Like, no one would ask Taylor Swift, “How does it feel writing a straight song?” No one would ask her that.
I think someone should! Are you a Gaylor truther?
Actually, I don’t know! I would obviously love it if she was gay, because I love her, and I am gay. But I don’t like to assume.
Absolutely. And I love her and Joe — but it’s still fun to speculate. Anyway, back to you! What do you hope people take away from your music?
My favorite thing that people tell me when they listen to my music is, “Oh my gosh, you wrote a song about my exact experience. It’s like you’re in my brain.” I’ve gotten that a couple times — and I’m so thankful that people listen to my music. Like, I’m still shocked by it. But people have said that, and I feel like I really want people to feel heard, and understood, and like they’re not the only person in the world to ever feel that way. I want people to connect to it in a way that feels cathartic.
Totally. I think there’s a lot of relatability in specificity.
So, you’re still in school. But what’s next for you after graduation?

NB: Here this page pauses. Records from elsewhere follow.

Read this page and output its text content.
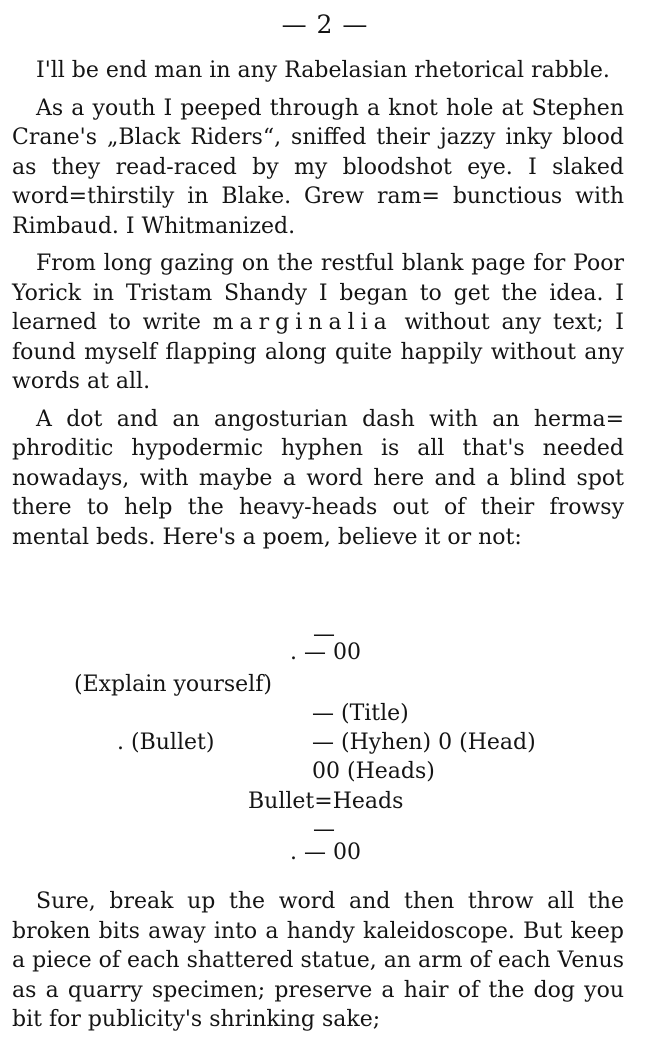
— 2 —

I'll be end man in any Rabelasian rhetorical rabble.

As a youth I peeped through a knot hole at Stephen Crane's „Black Riders“, sniffed their jazzy inky blood as they read-raced by my bloodshot eye. I slaked word=thirstily in Blake. Grew ram= bunctious with Rimbaud. I Whitmanized.

From long gazing on the restful blank page for Poor Yorick in Tristam Shandy I began to get the idea. I learned to write marginalia without any text; I found myself flapping along quite happily without any words at all.

A dot and an angosturian dash with an herma= phroditic hypodermic hyphen is all that's needed nowadays, with maybe a word here and a blind spot there to help the heavy-heads out of their frowsy mental beds. Here's a poem, believe it or not:

—
. — 00
(Explain yourself)
— (Title)
. (Bullet)	— (Hyhen) 0 (Head)
00 (Heads)
Bullet=Heads
—
. — 00

Sure, break up the word and then throw all the broken bits away into a handy kaleidoscope. But keep a piece of each shattered statue, an arm of each Venus as a quarry specimen; preserve a hair of the dog you bit for publicity's shrinking sake;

I’m moving to LA. I’m gonna go there with my girlfriend, and we’re just gonna grind, I guess, as artists do. I mean, I write music all the time. I’m constantly writing songs, because it’s just my favorite thing to do in the whole world. So I’m sure there’s a project in the future that I’m going to be working on soon, but I’m not sure yet. We’ll see! I just have so many songs that I have to figure out where they fit.
“overflow” is now streaming on all platforms, and “crash landing” is out February 22.♦
This interview has been edited for length and clarity.